Extracts from Panax ginseng C. A. Mey. contain essential components like ginsenosides Rb1, Rb2, Re, and Rg1, utilized in TCM to address conditions such as inflammation, cancer, and diabetes (263, 264). These ginsenosides are known for their anti-inflammatory properties and immune-regulating abilities (265–267). For instance, ginsenoside Rb1 undergoes gut microbiota metabolism to produce 20-O-(β-D-glucopyranosyl)-20(S)-protopanaxadiol (compound K), which has demonstrated suppressive effects on LPS-induced inflammation by targeting IRAK1 in macrophages and enhancing outcomes in TNBS-induced colitis models in mice (268).

In the realm of ginsenoside research, ginsenoside Re, belonging to the prototalol-type ginsenosides, was found effective in ameliorating TNBS-induced colitis by impeding the LPS-TLR4 binding on macrophages, thus showcasing its potential as an anti-colitis agent (249). Recent investigations unveiled that oral administration of ginsenosides Rg1, Rh1, or 20(S)-protopanaxadiol could counter TNBS-induced colon narrowing, suppress myeloperoxidase activity, and alleviate the expression of pro-inflammatory cytokines like IL-1β, IL-17, and TNFα. Additionally, these compounds exhibited the capability to hinder NF-κB activation, restore the Th17/Treg balance disrupted by TNBS, and revive the expression of key regulatory molecules like IL-10 and Foxp3. In vitro studies indicated their ability to inhibit Th17 cell differentiation, with 20(S)-protopanaxadiol showcasing the most potent anti-inflammatory effects, followed by Rh1. The transformation of ginsenoside Rg1 into 20(S)-protopanaxadiol by ginsenoside Rh1 and F1 unveiled a potential route for therapeutic benefits (269).
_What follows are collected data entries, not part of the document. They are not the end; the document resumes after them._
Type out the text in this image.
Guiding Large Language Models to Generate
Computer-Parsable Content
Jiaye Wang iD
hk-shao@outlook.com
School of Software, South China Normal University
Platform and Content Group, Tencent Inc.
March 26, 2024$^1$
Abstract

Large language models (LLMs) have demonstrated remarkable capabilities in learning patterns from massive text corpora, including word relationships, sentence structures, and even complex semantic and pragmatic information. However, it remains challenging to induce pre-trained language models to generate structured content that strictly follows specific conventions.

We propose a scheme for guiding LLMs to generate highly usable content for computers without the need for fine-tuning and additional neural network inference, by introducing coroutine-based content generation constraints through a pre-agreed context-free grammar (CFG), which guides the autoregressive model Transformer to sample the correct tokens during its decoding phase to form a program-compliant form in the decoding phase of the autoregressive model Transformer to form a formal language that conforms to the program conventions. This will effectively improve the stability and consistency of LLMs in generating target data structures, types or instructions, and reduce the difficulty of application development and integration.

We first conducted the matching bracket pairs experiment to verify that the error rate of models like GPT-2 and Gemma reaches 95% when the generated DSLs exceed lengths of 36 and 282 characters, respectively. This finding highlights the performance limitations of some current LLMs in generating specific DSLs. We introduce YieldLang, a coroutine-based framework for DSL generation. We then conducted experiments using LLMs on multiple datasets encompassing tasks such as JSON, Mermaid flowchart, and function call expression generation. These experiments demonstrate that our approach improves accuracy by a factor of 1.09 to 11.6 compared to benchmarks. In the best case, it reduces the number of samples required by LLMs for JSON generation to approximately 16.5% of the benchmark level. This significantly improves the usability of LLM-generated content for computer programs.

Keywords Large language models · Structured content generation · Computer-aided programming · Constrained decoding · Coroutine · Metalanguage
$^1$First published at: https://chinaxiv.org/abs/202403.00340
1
These metabolites, particularly 20(S)-protopanaxadiol, were found effective in ameliorating inflammatory conditions like colitis by impeding LPS-TLR4 interaction on macrophages and restoring Th17/Treg balance. Long et al. further highlighted the potential of ginsenoside Rg1 in mitigating DSS-induced UC in mice by modulating the Treg/Th9 cell equilibrium (270).

Originating from the Jin and Yuan Dynasties, SYT represents a traditional Chinese medicinal formula known for its therapeutic benefits in managing UC (271). Recent investigations have shed light on its potential mechanisms, including the regulation of immune factors within immune cells, inflammation inhibition, and mitigation of oxidative stress (272–274). In a study conducted by Lu et al., it was observed that SYT led to a significant reduction in serum IL-17 levels and an increase in serum IFN-γ and IL-27 levels among rats afflicted with gastroenteric fever-type UC. This suggests that the therapeutic efficacy of SYT could be attributed to the modulation of serum IL-17 levels alongside elevated concentrations of IL-27 and IFN-γ (275).

Our previous research has highlighted the effectiveness of SYT in UC treatment, indicating a possible mechanism of action linked to the restoration of Treg/Th17 balance through the inhibition of HIF-1α (22). Furthermore, findings by Yao et al. unveiled that SYT exhibited significant relief of intestinal symptoms in UC patients characterized by damp-heat syndrome in the large intestine. By fostering intestinal mucosa recovery and enhancing patient quality of life, SYT was shown to regulate the Th17/Treg cell balance effectively (276).